Electrical power generation is indispensable to modern society, and ranges in scale from enormous, coal-fired, nuclear and hydro-electric power plants to small electrical generators running on hydrocarbon fuels. In recent years, the prevalence of electrical energy production technologies having a perception of cleaner or more efficient operation has increased. Fuel cells in particular have received increasing attention in both technical and commercial circles.
In one common type of fuel cell power generation system, a fuel cell is provided which outputs electrical current to an electrical grid or an electrical power-driven device, often referred to as the utility. In many circumstances, the output voltage of the fuel cell will be relatively lower than the desired voltage that will ultimately be supplied to the utility. Similarly, because AC power is more widely used than DC power, in many instances it will be necessary to invert a DC output power from the fuel cell to a suitable AC power, for example, 3-phase AC electrical power.
An electronic system commonly known in the art as a “power converter” will typically be disposed between the fuel cell and the utility, which appropriately conditions a DC output from the fuel cell prior to its delivery to the utility. Many power converter designs are known in the art. In one common design a first stage, known as a “boost converter” is primarily responsible for boosting the fuel cell output to a higher voltage, called the DC link voltage. An “inverter” may be coupled with the boost converter via a DC link, and inverts the DC power from the boost converter to AC power.

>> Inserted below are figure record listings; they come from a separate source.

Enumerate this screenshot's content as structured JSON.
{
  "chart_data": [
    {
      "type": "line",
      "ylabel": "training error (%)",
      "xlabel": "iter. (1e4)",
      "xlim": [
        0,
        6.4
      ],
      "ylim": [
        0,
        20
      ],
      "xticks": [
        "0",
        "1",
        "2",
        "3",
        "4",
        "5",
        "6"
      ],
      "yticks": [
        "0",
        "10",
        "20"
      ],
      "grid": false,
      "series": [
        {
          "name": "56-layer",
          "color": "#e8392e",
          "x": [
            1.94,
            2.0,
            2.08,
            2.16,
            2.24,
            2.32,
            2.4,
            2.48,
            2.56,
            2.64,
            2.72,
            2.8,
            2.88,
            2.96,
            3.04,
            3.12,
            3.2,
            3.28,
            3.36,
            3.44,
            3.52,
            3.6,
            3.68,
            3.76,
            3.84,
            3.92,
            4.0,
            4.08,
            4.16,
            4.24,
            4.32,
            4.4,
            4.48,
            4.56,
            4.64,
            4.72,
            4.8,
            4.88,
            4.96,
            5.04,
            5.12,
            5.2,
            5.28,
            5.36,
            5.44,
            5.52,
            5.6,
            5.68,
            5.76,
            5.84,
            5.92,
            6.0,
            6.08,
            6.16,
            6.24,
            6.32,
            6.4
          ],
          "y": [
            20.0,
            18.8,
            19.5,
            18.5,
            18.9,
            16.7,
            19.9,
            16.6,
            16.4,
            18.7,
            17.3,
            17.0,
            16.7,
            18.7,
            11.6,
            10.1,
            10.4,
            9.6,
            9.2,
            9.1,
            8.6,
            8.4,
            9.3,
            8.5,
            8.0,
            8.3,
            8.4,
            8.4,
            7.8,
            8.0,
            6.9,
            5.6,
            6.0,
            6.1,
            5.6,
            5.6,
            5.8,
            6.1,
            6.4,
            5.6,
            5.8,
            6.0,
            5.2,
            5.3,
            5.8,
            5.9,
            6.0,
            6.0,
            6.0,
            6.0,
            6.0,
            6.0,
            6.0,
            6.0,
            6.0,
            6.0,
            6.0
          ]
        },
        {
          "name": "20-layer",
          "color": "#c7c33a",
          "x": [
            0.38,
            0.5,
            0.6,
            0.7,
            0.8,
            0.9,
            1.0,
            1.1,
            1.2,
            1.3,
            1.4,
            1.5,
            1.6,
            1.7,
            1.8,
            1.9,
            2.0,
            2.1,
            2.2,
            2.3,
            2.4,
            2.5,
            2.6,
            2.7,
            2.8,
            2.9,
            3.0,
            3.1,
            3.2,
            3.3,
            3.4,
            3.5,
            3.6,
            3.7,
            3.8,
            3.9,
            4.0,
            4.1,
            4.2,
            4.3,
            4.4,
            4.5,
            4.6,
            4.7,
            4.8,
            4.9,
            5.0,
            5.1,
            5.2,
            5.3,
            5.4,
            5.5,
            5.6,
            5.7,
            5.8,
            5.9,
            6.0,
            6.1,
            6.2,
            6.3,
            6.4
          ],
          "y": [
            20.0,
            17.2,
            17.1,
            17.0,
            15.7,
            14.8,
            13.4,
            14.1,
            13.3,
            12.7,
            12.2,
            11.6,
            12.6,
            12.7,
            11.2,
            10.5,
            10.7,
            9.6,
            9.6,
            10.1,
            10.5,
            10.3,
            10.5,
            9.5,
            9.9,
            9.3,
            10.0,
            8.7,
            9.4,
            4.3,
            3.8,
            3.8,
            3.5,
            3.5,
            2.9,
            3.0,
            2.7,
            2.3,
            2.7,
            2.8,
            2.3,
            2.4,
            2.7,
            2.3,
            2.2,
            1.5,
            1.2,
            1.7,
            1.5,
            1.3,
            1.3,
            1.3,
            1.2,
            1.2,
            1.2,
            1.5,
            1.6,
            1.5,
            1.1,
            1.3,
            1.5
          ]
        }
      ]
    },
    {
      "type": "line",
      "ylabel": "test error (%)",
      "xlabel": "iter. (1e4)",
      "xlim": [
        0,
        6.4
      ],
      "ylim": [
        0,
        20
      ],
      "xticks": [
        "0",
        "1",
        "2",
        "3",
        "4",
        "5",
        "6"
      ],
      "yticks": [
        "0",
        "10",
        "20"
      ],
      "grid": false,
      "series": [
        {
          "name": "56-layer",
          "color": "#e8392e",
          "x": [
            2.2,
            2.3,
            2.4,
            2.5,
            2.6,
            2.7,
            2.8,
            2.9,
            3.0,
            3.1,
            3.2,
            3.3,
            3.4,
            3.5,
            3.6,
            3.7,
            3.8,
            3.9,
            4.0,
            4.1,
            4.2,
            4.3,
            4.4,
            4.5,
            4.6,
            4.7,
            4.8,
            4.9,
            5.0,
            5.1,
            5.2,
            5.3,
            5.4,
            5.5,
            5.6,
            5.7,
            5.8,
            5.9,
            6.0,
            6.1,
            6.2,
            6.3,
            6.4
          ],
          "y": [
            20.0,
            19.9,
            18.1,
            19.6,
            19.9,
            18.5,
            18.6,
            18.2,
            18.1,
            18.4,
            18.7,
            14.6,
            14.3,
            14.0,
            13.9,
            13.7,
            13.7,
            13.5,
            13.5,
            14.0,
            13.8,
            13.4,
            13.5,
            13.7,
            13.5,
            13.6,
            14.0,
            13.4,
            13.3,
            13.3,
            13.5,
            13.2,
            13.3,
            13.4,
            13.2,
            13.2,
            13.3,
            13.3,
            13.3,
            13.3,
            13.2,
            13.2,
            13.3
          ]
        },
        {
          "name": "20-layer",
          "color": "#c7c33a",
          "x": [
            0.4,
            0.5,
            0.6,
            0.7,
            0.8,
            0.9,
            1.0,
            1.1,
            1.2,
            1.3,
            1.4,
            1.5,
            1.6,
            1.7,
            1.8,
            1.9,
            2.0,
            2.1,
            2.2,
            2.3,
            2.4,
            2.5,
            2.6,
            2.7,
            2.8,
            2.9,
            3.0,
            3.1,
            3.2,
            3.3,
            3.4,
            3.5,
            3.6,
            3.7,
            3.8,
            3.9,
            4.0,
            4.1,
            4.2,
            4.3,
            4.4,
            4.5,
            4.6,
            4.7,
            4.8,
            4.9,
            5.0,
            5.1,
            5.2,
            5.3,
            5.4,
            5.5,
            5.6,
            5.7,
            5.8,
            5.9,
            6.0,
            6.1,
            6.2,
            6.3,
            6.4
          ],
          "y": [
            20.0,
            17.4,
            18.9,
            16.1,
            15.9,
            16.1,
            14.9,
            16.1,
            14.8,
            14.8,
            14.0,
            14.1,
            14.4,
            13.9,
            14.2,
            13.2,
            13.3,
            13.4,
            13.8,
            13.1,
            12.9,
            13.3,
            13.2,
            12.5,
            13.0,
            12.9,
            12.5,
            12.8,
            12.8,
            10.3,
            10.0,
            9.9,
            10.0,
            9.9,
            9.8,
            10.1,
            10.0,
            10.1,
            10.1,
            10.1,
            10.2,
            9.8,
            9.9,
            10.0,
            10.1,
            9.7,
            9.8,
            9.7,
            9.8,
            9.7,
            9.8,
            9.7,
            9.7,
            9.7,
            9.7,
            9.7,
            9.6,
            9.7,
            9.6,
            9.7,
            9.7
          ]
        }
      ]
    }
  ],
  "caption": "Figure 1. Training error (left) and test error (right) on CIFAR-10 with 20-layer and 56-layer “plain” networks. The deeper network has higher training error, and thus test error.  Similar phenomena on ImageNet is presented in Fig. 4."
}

Any electrical power generation system will have certain operating requirements and challenges that must be addressed for successful operation. For instance, many power sources are sensitive to certain electrical disturbances from components downstream thereof. Ripple currents are one such disturbance and are a well-known problem. If left unchecked or uncontrolled, ripple currents can actually cause or speed degradation of internal components of a fuel cell. Many fuel cell manufacturers recommend particular ripple current limits, or total current to ripple current ratios, for optimal operation and durability. In the past, power generation system designers have typically implemented input filters to reduce ripple currents between the fuel cell and the power converter. Such filters may include reactive components, such as inductors, that tend to be relatively large, heavy and expensive. The size of the inductors used in the input filter is generally inversely proportional to the input power levels expected to be encountered during operation. In other words, where low power levels are expected during operation, as is usually the case at least some of the time, relatively large and expensive input filters must be used if ripple current requirements are to be met.

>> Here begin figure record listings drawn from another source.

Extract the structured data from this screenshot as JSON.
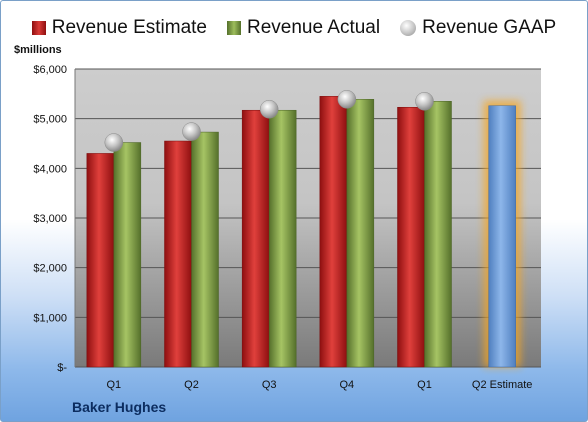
{
  "chart_data": {
    "type": "bar",
    "categories": [
      "Q1",
      "Q2",
      "Q3",
      "Q4",
      "Q1",
      "Q2 Estimate"
    ],
    "series": [
      {
        "name": "Revenue Estimate",
        "kind": "bar",
        "color": "#c8201d",
        "values": [
          4300,
          4550,
          5170,
          5450,
          5230,
          null
        ]
      },
      {
        "name": "Revenue Actual",
        "kind": "bar",
        "color": "#8aab4a",
        "values": [
          4520,
          4730,
          5170,
          5390,
          5350,
          null
        ]
      },
      {
        "name": "Revenue GAAP",
        "kind": "marker",
        "color": "#b8b8b8",
        "values": [
          4520,
          4740,
          5190,
          5390,
          5350,
          null
        ]
      }
    ],
    "projection": {
      "category": "Q2 Estimate",
      "value": 5260,
      "color": "#6f9fd8",
      "glow_color": "#f5a623"
    },
    "ylabel": "$millions",
    "ylim": [
      0,
      6000
    ],
    "yticks": [
      0,
      1000,
      2000,
      3000,
      4000,
      5000,
      6000
    ],
    "ytick_labels": [
      "$-",
      "$1,000",
      "$2,000",
      "$3,000",
      "$4,000",
      "$5,000",
      "$6,000"
    ],
    "legend_position": "top",
    "grid": true
  },
  "footer": {
    "company": "Baker Hughes"
  }
}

Other operational requirements are concerned with the actual power transferred between the electrical power generation system and the utility. One example of such requirements are the limits which may be imposed by regulatory agencies on individual harmonic currents and total harmonic distortion produced when an inverter interacts with the utility, absorbing or supplying power. In this instance, harmonic currents may be generally defined as undesired currents having a frequency different from the frequency of the fundamental or desired output current. In many instances, the harmonic currents can generate radio frequency distortion that can interfere with various electronic devices. Engineers have addressed output current harmonics in a manner similar to the approach applied to input ripple currents, namely, with an output filter, however, the output filters tend to have shortcomings similar to the input filters discussed above.

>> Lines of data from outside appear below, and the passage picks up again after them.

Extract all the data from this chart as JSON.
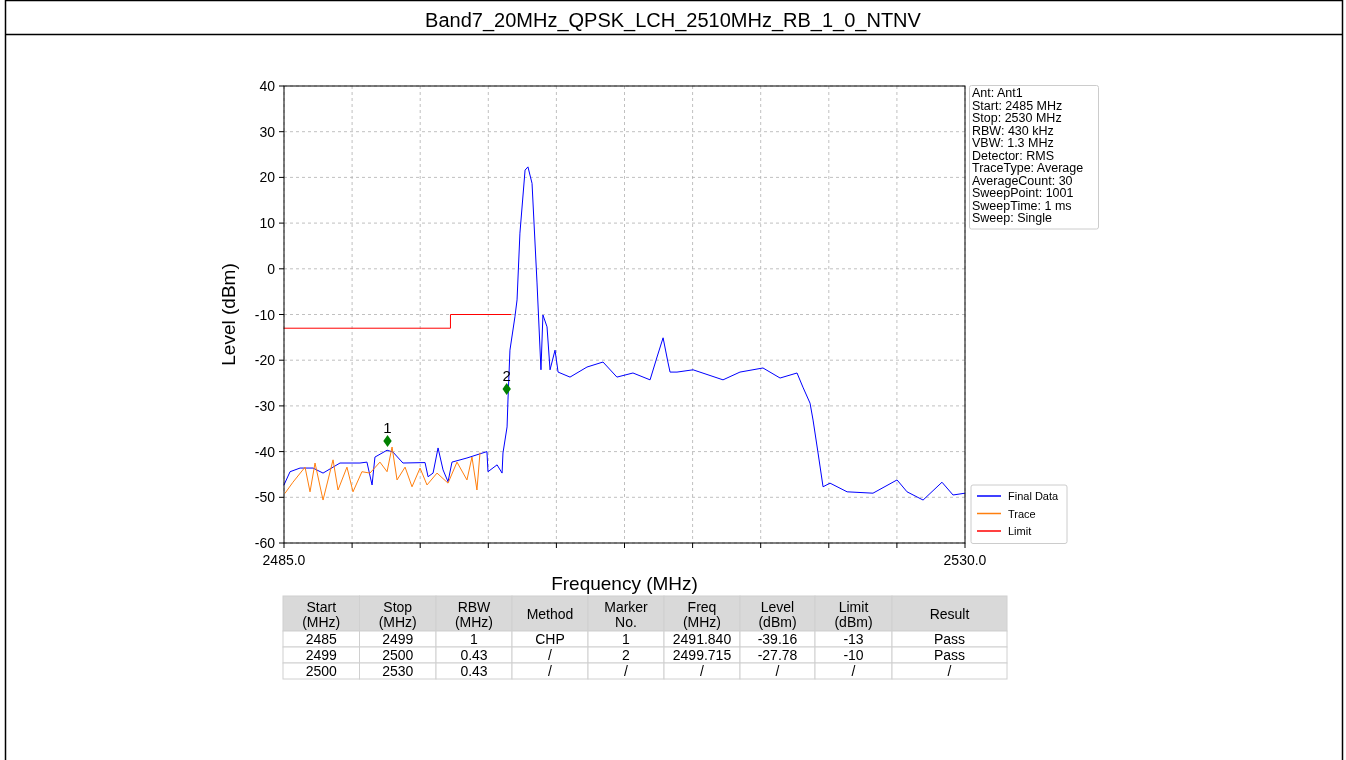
{
  "chart_data": {
    "type": "line",
    "title": "Band7_20MHz_QPSK_LCH_2510MHz_RB_1_0_NTNV",
    "xlabel": "Frequency (MHz)",
    "ylabel": "Level (dBm)",
    "xlim": [
      2485,
      2530
    ],
    "xticks": [
      {
        "value": 2485,
        "label": "2485.0"
      },
      {
        "value": 2489.5,
        "label": null
      },
      {
        "value": 2494,
        "label": null
      },
      {
        "value": 2498.5,
        "label": null
      },
      {
        "value": 2503,
        "label": null
      },
      {
        "value": 2507.5,
        "label": null
      },
      {
        "value": 2512,
        "label": null
      },
      {
        "value": 2516.5,
        "label": null
      },
      {
        "value": 2521,
        "label": null
      },
      {
        "value": 2525.5,
        "label": null
      },
      {
        "value": 2530,
        "label": "2530.0"
      }
    ],
    "ylim": [
      -60,
      40
    ],
    "yticks": [
      -60,
      -50,
      -40,
      -30,
      -20,
      -10,
      0,
      10,
      20,
      30,
      40
    ],
    "grid": true,
    "legend": "right",
    "series": [
      {
        "name": "Final Data",
        "color": "#0000ff",
        "x": [
          2485.0,
          2485.4,
          2486.06,
          2486.92,
          2487.58,
          2488.7,
          2490.02,
          2490.48,
          2490.82,
          2491.01,
          2491.81,
          2492.2,
          2492.86,
          2494.32,
          2494.52,
          2494.85,
          2495.18,
          2495.51,
          2495.84,
          2496.1,
          2497.09,
          2498.41,
          2498.48,
          2499.08,
          2499.41,
          2499.47,
          2499.74,
          2499.8,
          2499.93,
          2500.26,
          2500.4,
          2500.59,
          2500.93,
          2501.12,
          2501.39,
          2501.72,
          2501.98,
          2502.11,
          2502.38,
          2502.58,
          2502.91,
          2503.11,
          2503.9,
          2505.02,
          2506.08,
          2507.0,
          2508.06,
          2509.19,
          2509.65,
          2510.05,
          2510.38,
          2510.51,
          2510.97,
          2512.03,
          2514.01,
          2515.13,
          2516.65,
          2517.78,
          2518.9,
          2519.29,
          2519.76,
          2519.96,
          2520.29,
          2520.62,
          2521.08,
          2522.21,
          2523.92,
          2525.51,
          2526.17,
          2527.23,
          2528.48,
          2529.21,
          2530.0
        ],
        "values": [
          -47.3,
          -44.4,
          -43.6,
          -43.6,
          -44.7,
          -42.5,
          -42.5,
          -42.3,
          -47.3,
          -41.2,
          -39.7,
          -40.1,
          -42.5,
          -42.4,
          -45.5,
          -44.7,
          -39.2,
          -44.0,
          -46.6,
          -42.3,
          -41.4,
          -40.0,
          -44.4,
          -42.9,
          -44.7,
          -40.3,
          -34.6,
          -28.7,
          -17.8,
          -10.5,
          -6.8,
          7.8,
          21.6,
          22.3,
          18.7,
          -3.1,
          -22.1,
          -10.1,
          -12.7,
          -22.1,
          -17.8,
          -22.6,
          -23.7,
          -21.5,
          -20.4,
          -23.7,
          -22.8,
          -24.3,
          -19.3,
          -15.1,
          -20.6,
          -22.6,
          -22.6,
          -22.1,
          -24.3,
          -22.6,
          -21.7,
          -23.9,
          -22.8,
          -25.9,
          -29.4,
          -33.1,
          -40.3,
          -47.7,
          -46.9,
          -48.8,
          -49.1,
          -46.2,
          -48.8,
          -50.6,
          -46.7,
          -49.5,
          -49.1
        ]
      },
      {
        "name": "Trace",
        "color": "#ff7f0e",
        "x": [
          2485.07,
          2485.59,
          2486.39,
          2486.72,
          2487.05,
          2487.58,
          2488.24,
          2488.57,
          2489.16,
          2489.56,
          2490.15,
          2490.68,
          2491.34,
          2491.81,
          2492.14,
          2492.47,
          2493.0,
          2493.46,
          2493.99,
          2494.45,
          2495.11,
          2495.84,
          2496.43,
          2497.09,
          2497.42,
          2497.75,
          2497.95
        ],
        "values": [
          -49.1,
          -46.7,
          -43.4,
          -48.8,
          -42.5,
          -50.6,
          -41.8,
          -48.4,
          -43.4,
          -48.8,
          -44.4,
          -44.7,
          -42.3,
          -44.4,
          -39.0,
          -46.2,
          -43.4,
          -47.7,
          -43.6,
          -47.3,
          -44.7,
          -46.9,
          -42.3,
          -46.2,
          -41.2,
          -48.4,
          -40.3
        ]
      },
      {
        "name": "Limit",
        "color": "#ff0000",
        "x": [
          2485,
          2496,
          2496,
          2500
        ],
        "values": [
          -13,
          -13,
          -10,
          -10
        ]
      },
      {
        "type": "scatter",
        "color": "#008000",
        "marker": "diamond",
        "x": [
          2491.84,
          2499.715
        ],
        "values": [
          -37.7,
          -26.3
        ]
      }
    ],
    "annotations": [
      "Ant: Ant1",
      "Start: 2485 MHz",
      "Stop: 2530 MHz",
      "RBW: 430 kHz",
      "VBW: 1.3 MHz",
      "Detector: RMS",
      "TraceType: Average",
      "AverageCount: 30",
      "SweepPoint: 1001",
      "SweepTime: 1 ms",
      "Sweep: Single",
      "Start\n(MHz)",
      "Stop\n(MHz)",
      "RBW\n(MHz)",
      "Method",
      "Marker\nNo.",
      "Freq\n(MHz)",
      "Level\n(dBm)",
      "Limit\n(dBm)",
      "Result",
      "2485",
      "2499",
      "1",
      "CHP",
      "1",
      "2491.840",
      "-39.16",
      "-13",
      "Pass",
      "2499",
      "2500",
      "0.43",
      "/",
      "2",
      "2499.715",
      "-27.78",
      "-10",
      "Pass",
      "2500",
      "2530",
      "0.43",
      "/",
      "/",
      "/",
      "/",
      "/",
      "/",
      {
        "text": "1",
        "x": 2491.84,
        "y": -37.7
      },
      {
        "text": "2",
        "x": 2499.715,
        "y": -26.3
      }
    ]
  }
}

U.S. Pat. No. 6,369,461 to Jungreis et al. discloses one electrical power generation system that includes a fuel cell, an inverter and a boost converter. Jungreis et al. utilize a battery coupled with a DC bus via a diode to support large positive load steps that cannot initially be compensated for with a fuel cell. The boost converter is said to be sized for common load changes rather than maximum possible load changes. While the boost converter may be relatively smaller than in certain other designs, the use of the battery and diode introduce substantial complexity into the system.
The present disclosure is directed to one or more of the problems or shortcomings set forth above.